Brussels attacks barriers to capital flows

Listen to this article


Multinationals based in the UK are illegally prevented from exploiting low tax rates in other European Union countries, the EU Commission has ruled – the latest twist in a row over how to prevent profits that should be taxed in Britain from being diverted ­overseas.

The Commission rapped the UK on Thursday for breaching EU anti-discrimination provisions when it reformed its tax rules after a 2006 court case involving Cadbury Schweppes, the confectionery company. The EU’s executive arm said Britain had failed to exclude all bloc subsidiaries “which are not purely artificial and are not involved in profit-shifting transactions” from its anti-avoidance rules.

“Despite the 2006 court’s ruling in the Cadbury Schweppes case, the UK is still not complying with EU law on freedom of establishment and free movement of capital,” it said.

Unless the UK replies satisfactorily in two months, it may be referred to the EU’s Court of Justice.

Experts said the Commission’s request that the UK change its legislation challenged planned reforms of the “controlled foreign companies” regime – anti-avoidance measures affecting foreign profits. These reforms were put forward by George Osborne, the chancellor, to try to defuse a row over previous proposals that led to the departure of a number of big companies to countries such as Ireland, which lacked such rules.

Mr Osborne’s proposals were sufficiently business-friendly to persuade WPP, the advertising group, to announce its return after this year’s Budget. But Chris Morgan, a tax partner of KPMG, the professional services group, said the Commission’s ruling highlighted a weakness in proposals on taxation of intellectual property that had been shifted overseas. He said the Commission’s ruling strengthened the arguments of businesses that intellectual property that had been taxed on its transfer abroad should not be taxed under the CFC regime. He said: “The Treasury needs to rethink this.”

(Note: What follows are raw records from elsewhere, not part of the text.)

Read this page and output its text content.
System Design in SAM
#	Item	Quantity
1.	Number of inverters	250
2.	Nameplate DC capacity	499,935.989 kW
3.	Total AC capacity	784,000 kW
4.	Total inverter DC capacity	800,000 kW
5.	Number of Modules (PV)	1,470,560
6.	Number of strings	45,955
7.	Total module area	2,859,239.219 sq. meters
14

Gary Richards of Berwin Leighton Paisner, a law firm, said: “HMRC is already in the process of reforming CFC legislation. But this new challenge, implicitly criticising UK law for focusing too narrowly on the value of work done overseas, suggests its new proposals may need to be revised before they have even become law.”

The ruling would influence imminent reform of taxation of foreign profits and strengthen the hand of companies about to settle long-standing disputes with the Treasury, tax advisers said.

The Commission’s intervention might mean companies paying tens of millions of pounds less to settle old disputes over CFC regimes, they said. They suggested it would cast a favourable light on the settlement of a high-profile dispute with Vodafone that critics said was too generous to the telecoms company.

The Treasury is expected to issue a consultation on the planned reforms of the rules before mid-June.